Civil War: Women faced danger in roles as spies

As published in the Murfreesboro Post, Shirley Farris Jones, March 23, 2008

Second of three partsWhen one thinks of a Civil War soldier, a male image usually comes to mind.

And, men fought the war largely, but not exclusively.

Long ago, someone arrived at a ballpark figure of about 300 women who actually fought in either blue or gray.

That figure cannot be documented or even confirmed, but the truth of the matter is that no one really knows just how many women on either side bound their bosoms and fought along side their male counterparts.

Some accompanied their husbands or sweethearts into battle.

And, many of them were never even discovered.

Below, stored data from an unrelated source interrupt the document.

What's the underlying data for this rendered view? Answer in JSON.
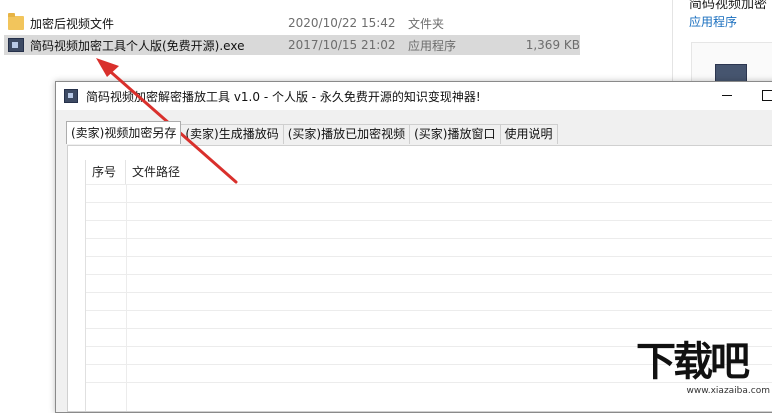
{
  "explorer": {
    "files": [
      {
        "name": "加密后视频文件",
        "date": "2020/10/22 15:42",
        "type": "文件夹",
        "size": "",
        "icon": "folder-icon"
      },
      {
        "name": "简码视频加密工具个人版(免费开源).exe",
        "date": "2017/10/15 21:02",
        "type": "应用程序",
        "size": "1,369 KB",
        "icon": "app-exe-icon"
      }
    ],
    "preview": {
      "title": "简码视频加密",
      "type": "应用程序"
    }
  },
  "window": {
    "title": "简码视频加密解密播放工具 v1.0 - 个人版 - 永久免费开源的知识变现神器!",
    "tabs": [
      {
        "label": "(卖家)视频加密另存",
        "active": true
      },
      {
        "label": "(卖家)生成播放码",
        "active": false
      },
      {
        "label": "(买家)播放已加密视频",
        "active": false
      },
      {
        "label": "(买家)播放窗口",
        "active": false
      },
      {
        "label": "使用说明",
        "active": false
      }
    ],
    "grid": {
      "columns": [
        "序号",
        "文件路径"
      ],
      "rows": []
    }
  },
  "watermark": {
    "text": "下载吧",
    "url": "www.xiazaiba.com"
  },
  "colors": {
    "arrow": "#d9302c",
    "selected_row": "#d9d9d9",
    "link_blue": "#1a6fbf"
  }
}
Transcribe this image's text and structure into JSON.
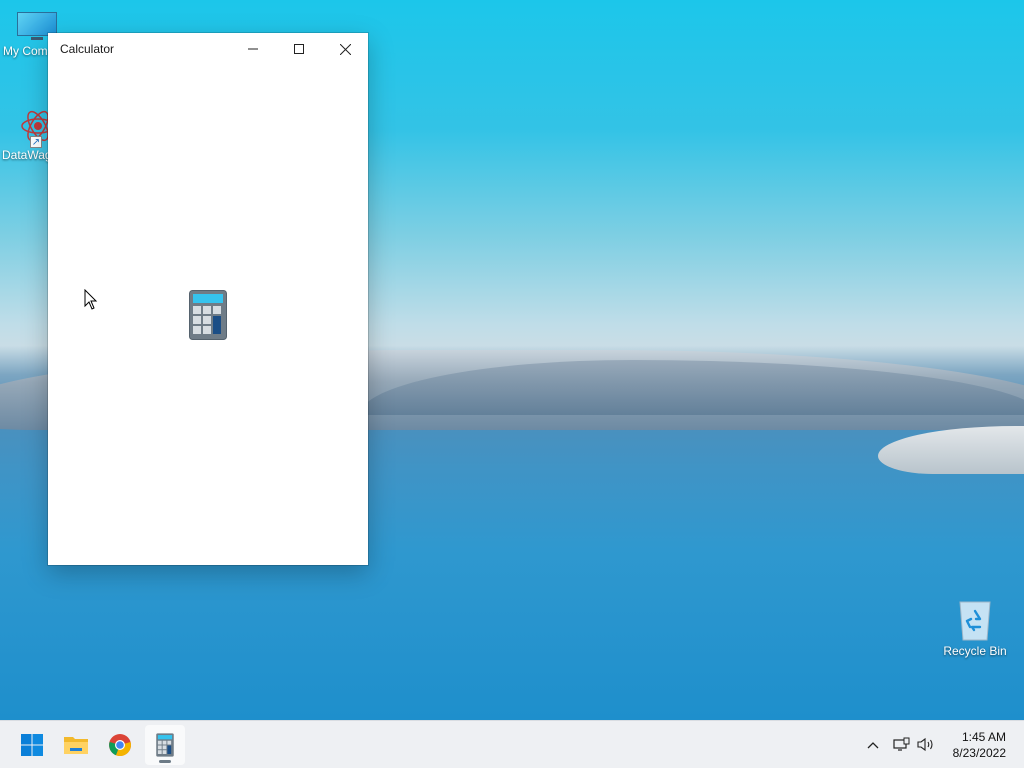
{
  "desktop": {
    "icons": [
      {
        "label": "My Com",
        "icon": "monitor-icon"
      },
      {
        "label": "DataWag",
        "icon": "datawagon-icon"
      },
      {
        "label": "Recycle Bin",
        "icon": "recycle-bin-icon"
      }
    ]
  },
  "window": {
    "title": "Calculator",
    "controls": {
      "minimize": "minimize-icon",
      "maximize": "maximize-icon",
      "close": "close-icon"
    },
    "splash_icon": "calculator-icon"
  },
  "taskbar": {
    "apps": [
      {
        "name": "Start",
        "icon": "windows-start-icon"
      },
      {
        "name": "File Explorer",
        "icon": "folder-icon"
      },
      {
        "name": "Google Chrome",
        "icon": "chrome-icon"
      },
      {
        "name": "Calculator",
        "icon": "calculator-icon",
        "active": true
      }
    ],
    "tray": {
      "icons": [
        "chevron-up-icon",
        "network-icon",
        "volume-icon"
      ],
      "time": "1:45 AM",
      "date": "8/23/2022"
    }
  },
  "colors": {
    "accent": "#0078d4",
    "taskbar_bg": "#eef0f3",
    "window_bg": "#ffffff"
  }
}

It certainly must have been a shock to an attending physician on the battlefield when one of these women was wounded and their true identity discovered.

Sarah Edmonds, a.k.a. Frank Thompson, had a varied wartime experience and was a nurse and a spy, as well as a soldier.

In later life, she drew a pension of $144 per year for 14 years as a Civil War veteran.

Sarah was a 16-year-old who had run away from her abusive father and was working in a millinery shop in Flint, Mich. trying to earn a living when she heard the call for volunteers to “help whip the slaveholders of the South.” Being both an excellent shot and skilled rider, this sounded like a great way to have a lot of fun for the next 90 days.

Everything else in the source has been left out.